… so says Professor David Kirp (Public Policy, Berkeley) in this morning’s New York Times. It’s a piece that begs, I think, of a firm response. And because it’s about desegregating schools, I think it’s appropriate material for this blog. Here’s how his piece gets under way, though you should read the whole thing.
AMID the ceaseless and cacophonous debates about how to close the achievement gap, we’ve turned away from one tool that has been shown to work: school desegregation. That strategy, ushered in by the landmark 1954 Supreme Court decision in Brown v. Board of Education, has been unceremoniously ushered out, an artifact in the museum of failed social experiments…. But as the anniversary was observed this past week on May 17, it was hard not to notice that desegregation is effectively dead. In fact, we have been giving up on desegregation for a long time. In 1974, the Supreme Court rejected a metropolitan integration plan, leaving the increasingly black cities to fend for themselves.

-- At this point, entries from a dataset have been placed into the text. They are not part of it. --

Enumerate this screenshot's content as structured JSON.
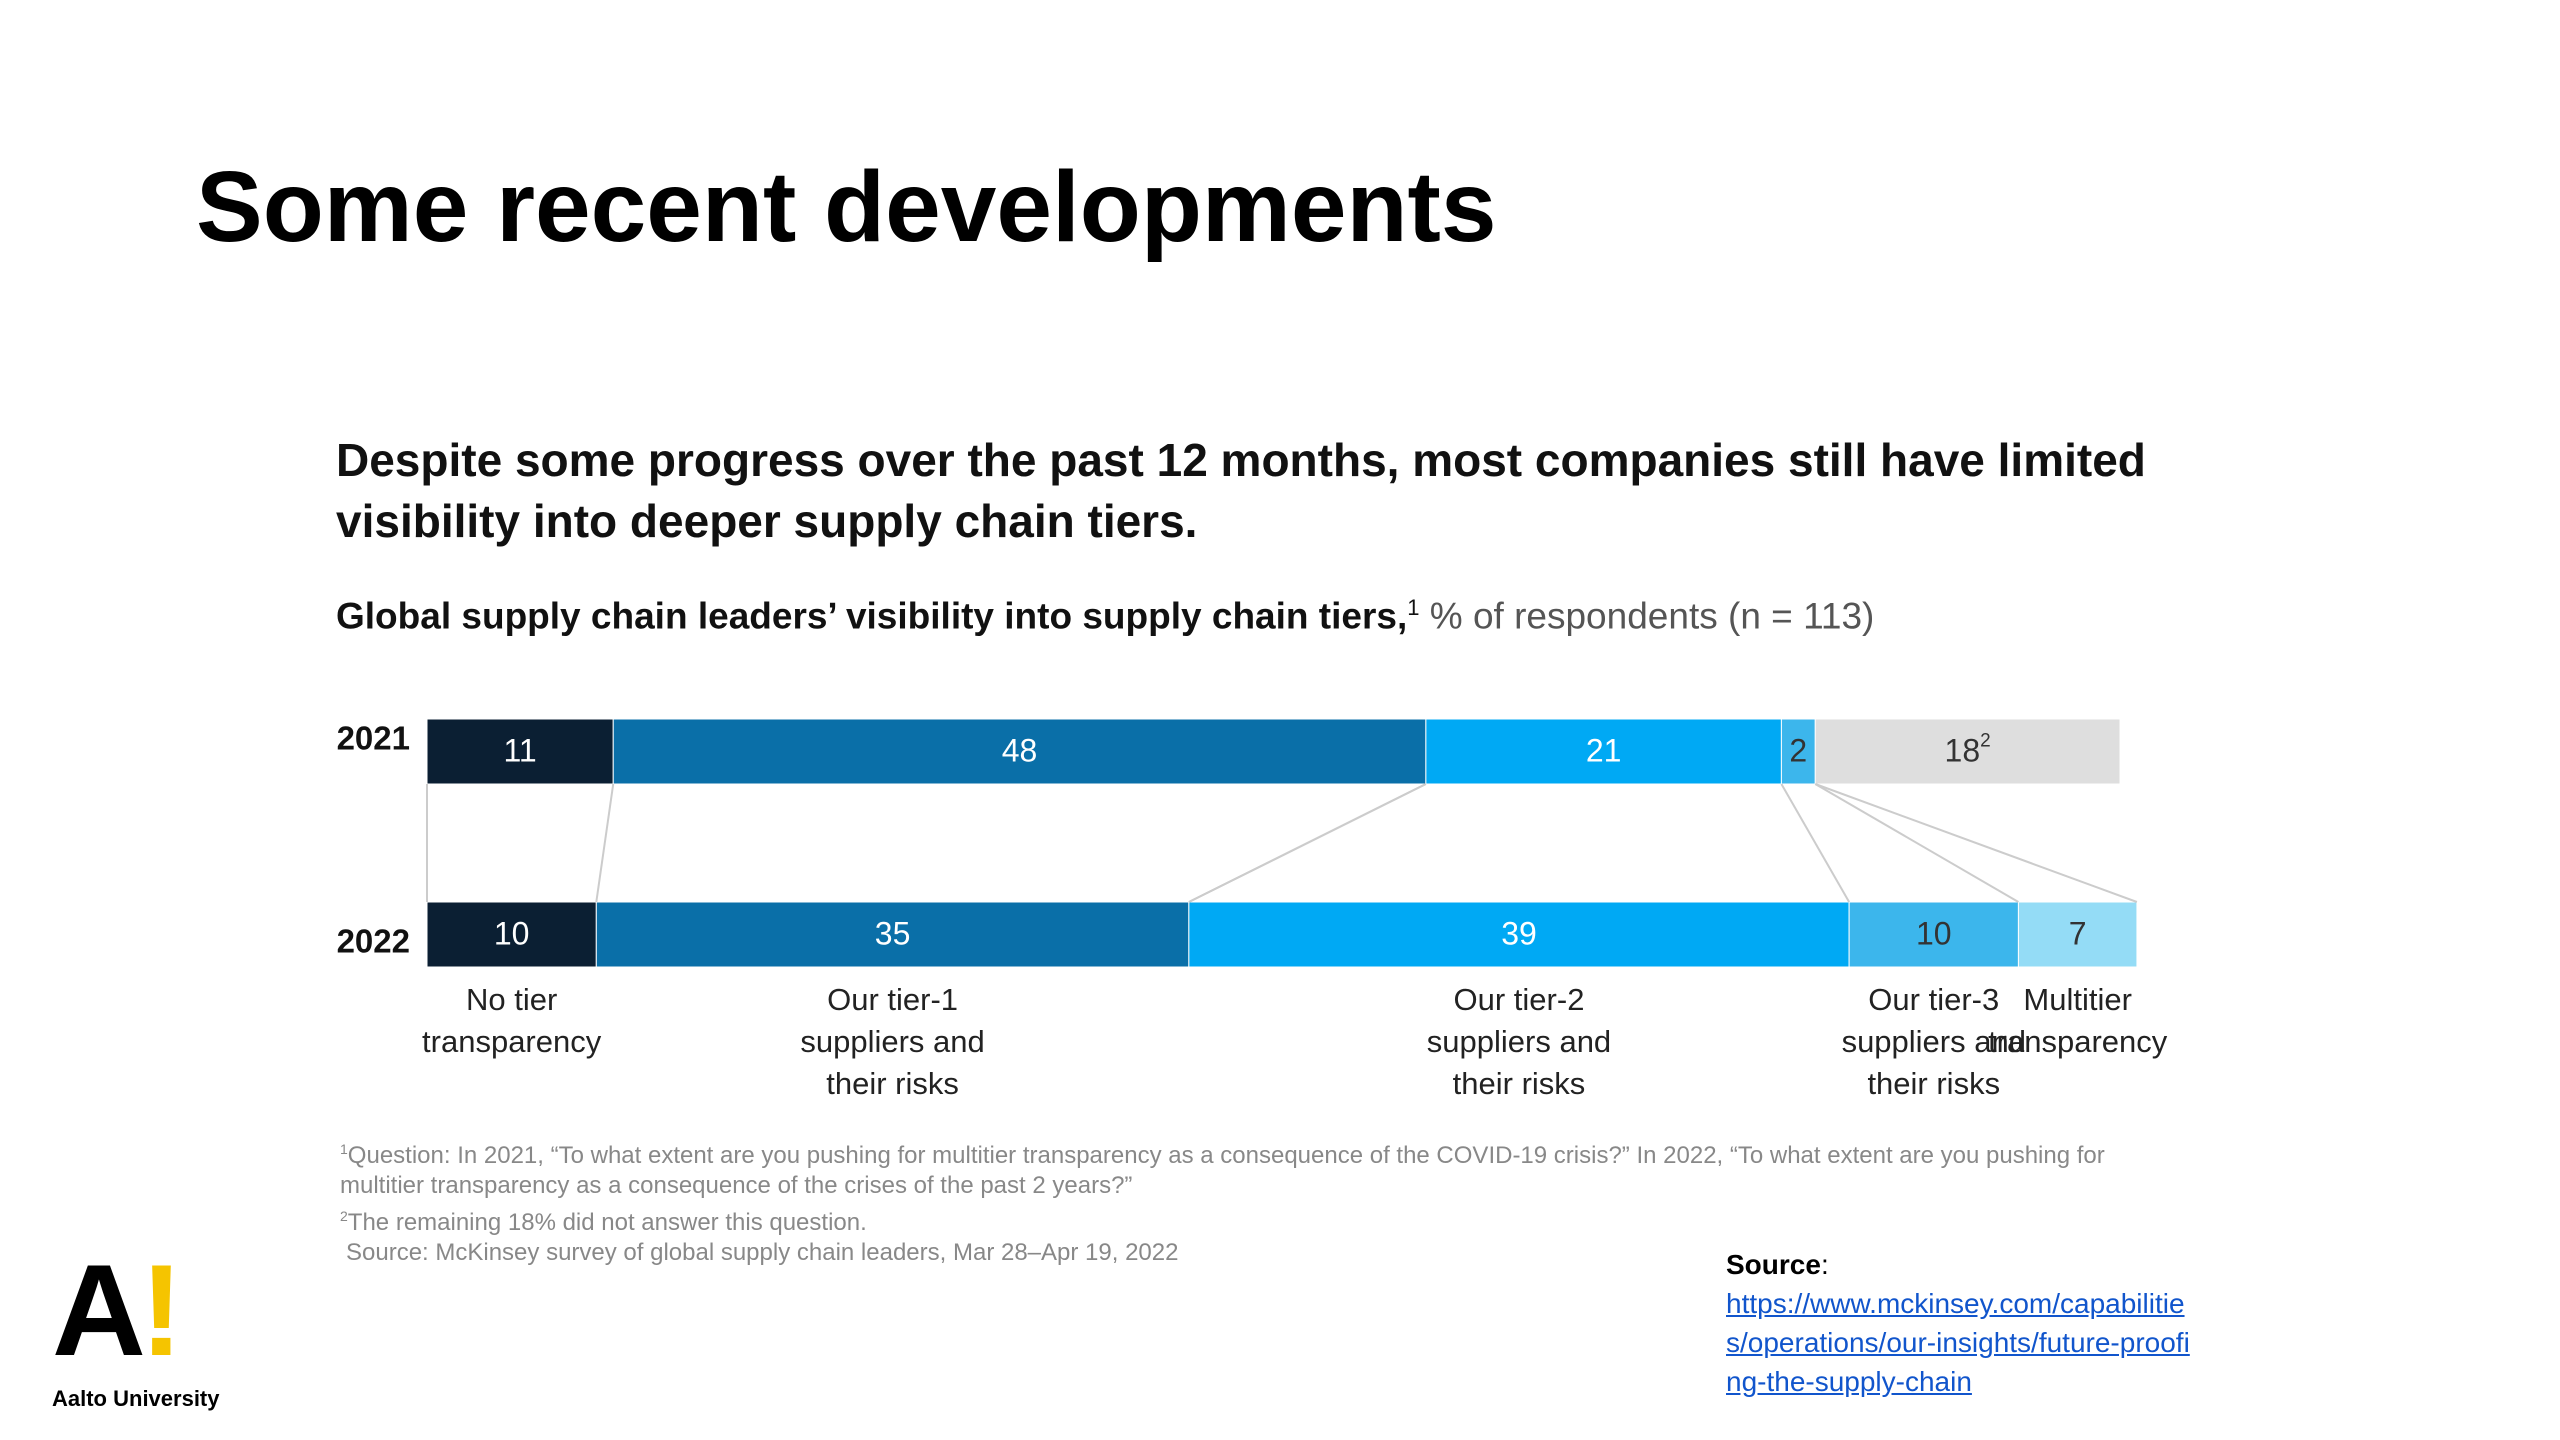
{
  "slide": {
    "title": "Some recent developments",
    "logo_mark": "A!",
    "logo_text": "Aalto University",
    "source_label": "Source",
    "source_colon": ":",
    "source_url": "https://www.mckinsey.com/capabilities/operations/our-insights/future-proofing-the-supply-chain"
  },
  "chart_data": {
    "type": "stacked_bar",
    "title": "Despite some progress over the past 12 months, most companies still have limited visibility into deeper supply chain tiers.",
    "subtitle_bold": "Global supply chain leaders’ visibility into supply chain tiers,",
    "subtitle_note": "1",
    "subtitle_rest": "% of respondents (n = 113)",
    "categories": [
      "2021",
      "2022"
    ],
    "series": [
      {
        "name": "No tier transparency",
        "color": "#0b1f33",
        "values": [
          11,
          10
        ]
      },
      {
        "name": "Our tier-1 suppliers and their risks",
        "color": "#0a6fa8",
        "values": [
          48,
          35
        ]
      },
      {
        "name": "Our tier-2 suppliers and their risks",
        "color": "#00a9f4",
        "values": [
          21,
          39
        ]
      },
      {
        "name": "Our tier-3 suppliers and their risks",
        "color": "#3cb6ec",
        "values": [
          2,
          10
        ]
      },
      {
        "name": "Multitier transparency",
        "color": "#94dcf6",
        "values": [
          null,
          7
        ]
      },
      {
        "color": "#dedede",
        "values": [
          18,
          null
        ],
        "notes": [
          "2",
          null
        ]
      }
    ],
    "footnotes": [
      {
        "mark": "1",
        "text": "Question: In 2021, “To what extent are you pushing for multitier transparency as a consequence of the COVID-19 crisis?” In 2022, “To what extent are you pushing for multitier transparency as a consequence of the crises of the past 2 years?”"
      },
      {
        "mark": "2",
        "text": "The remaining 18% did not answer this question."
      },
      {
        "text": "Source: McKinsey survey of global supply chain leaders, Mar 28–Apr 19, 2022"
      }
    ]
  }
}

A generation later, public schools that had been ordered to integrate in the 1960s and 1970s became segregated once again, this time with the blessing of a new generation of justices.
The balance of Professor Kirp’s essay, which laments the fading of court-ordered desegregation orders, can be summed up as follows:
(1) Desegregation/integration produces empirical academic benefits for Black students.
(2) Desegregation/integration produces no empirical injuries or drawbacks for White students.
(3) Therefore Desegregation/integration is a good thing.
(4) The courts should support good things.
(5) Therefore the courts should support Desegregation/integration.
To be fair, this is my summary of his work. I could be misrepresenting it, though I obviously don’t think I am.
Now I’m willing to grant him (1) and (2); he’s a public policy expert and presumably he’d know better than I would whether the evidence supports these things. I’ll even grant him (3), so long as we keep it at “a good thing” and not “an unqualifiedly good thing, all-in.” If something gives relevant benefits, and doesn’t have the most obvious sorts of drawbacks one might suspect, odds are that it’s a good thing.
But I seriously question what I’ve presented as his implicit premise (4). Kirp seems to lack a certain understanding of how the law works, as demonstrated by the fact that he has linked to Milliken v. Bradley (418 U.S. 717 (1974)), but doesn’t seem to actually understand what the case is about. That’s a serious charge to level at an academic, so let me explain. Along the way, I think it will become clear both why I think (4) is wrong, and that Kirp does indeed hold it as a view.